We are working with both acute and chronic pain models. The pain itself when it appears is a good phenomenon. It warns us that there’s something wrong with us, so we should go to the doctor. After the tissue heals and there is no longer the cause and effect of the damage, acute pain should stop. Sometimes, however, there is excessive damage to nerve fibers, and the brain is still getting pain signals. If this lasts more than three months, that’s chronic pain. One of its forms is neuropathic pain. It poses a challenge for both pharmacologists and physicians. It has a complex and not fully understood mechanism and many components involved in the formation and transmission of the pain response. Complex treatment is needed and the pain is sometimes resistant to the analgesics administered. It is on this model of chronic pain that we are testing a compound that has a two-pronged effect: it increases the level of anandamide in the body (because it inhibits its breakdown), while blocking the vanilloid receptor which exacerbates pain. We are conducting this part of the research on rats. We are assessing pain using behavioral tests, for example responses to tactile stimuli. We are using threshold pain stimuli in the research—or only tactile stimuli, which in some pathological conditions induce an avoidance response. In addition, we are conducting research with a view to getting an insight into molecular mechanisms associated with the development of this pathology.
When can patients with permanent pain expect to be provided with an effective drug?

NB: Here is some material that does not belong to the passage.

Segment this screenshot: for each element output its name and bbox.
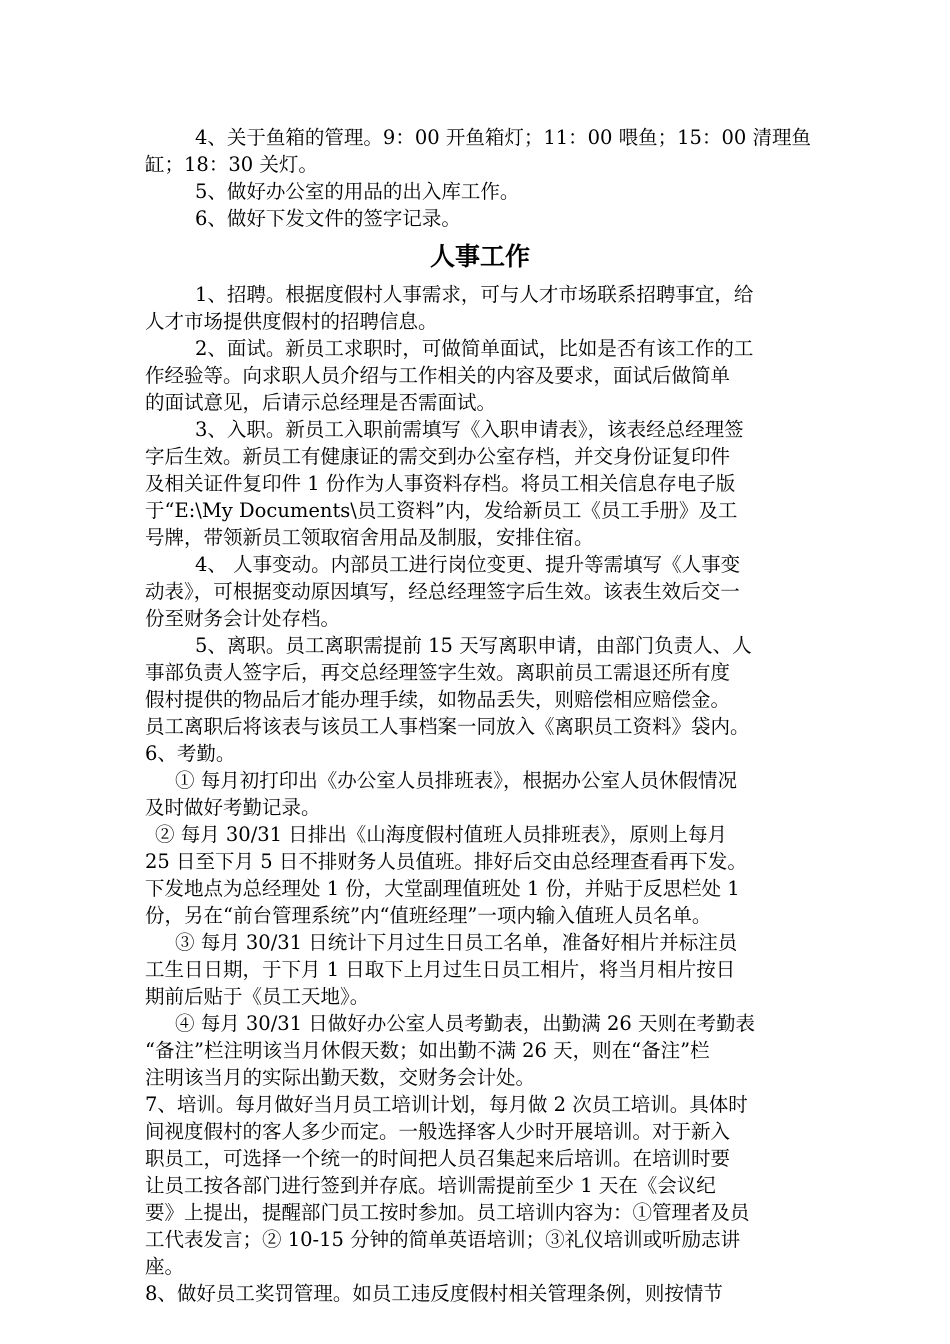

The research is nearing completion. We are close to demonstrating that a multi-track approach—polypharmacology—is a good strategy for pharmaceutical companies. This is the way to design research and look for effective drugs. Drugs should have an effect on several systems instead of just one specific system. Meanwhile, transforming a molecule into a drug by confirming its clinical properties and safe use for specific conditions, ailments or indications—that’s the job of pharmaceutical companies.
How much has your research cost?
The National Center for Research and Development (NCBiR) has allocated zl.989,000 for our work. Almost half of this amount has been spent on setting up the research team and on salaries. Our work has resulted in a number of publications and conference reports.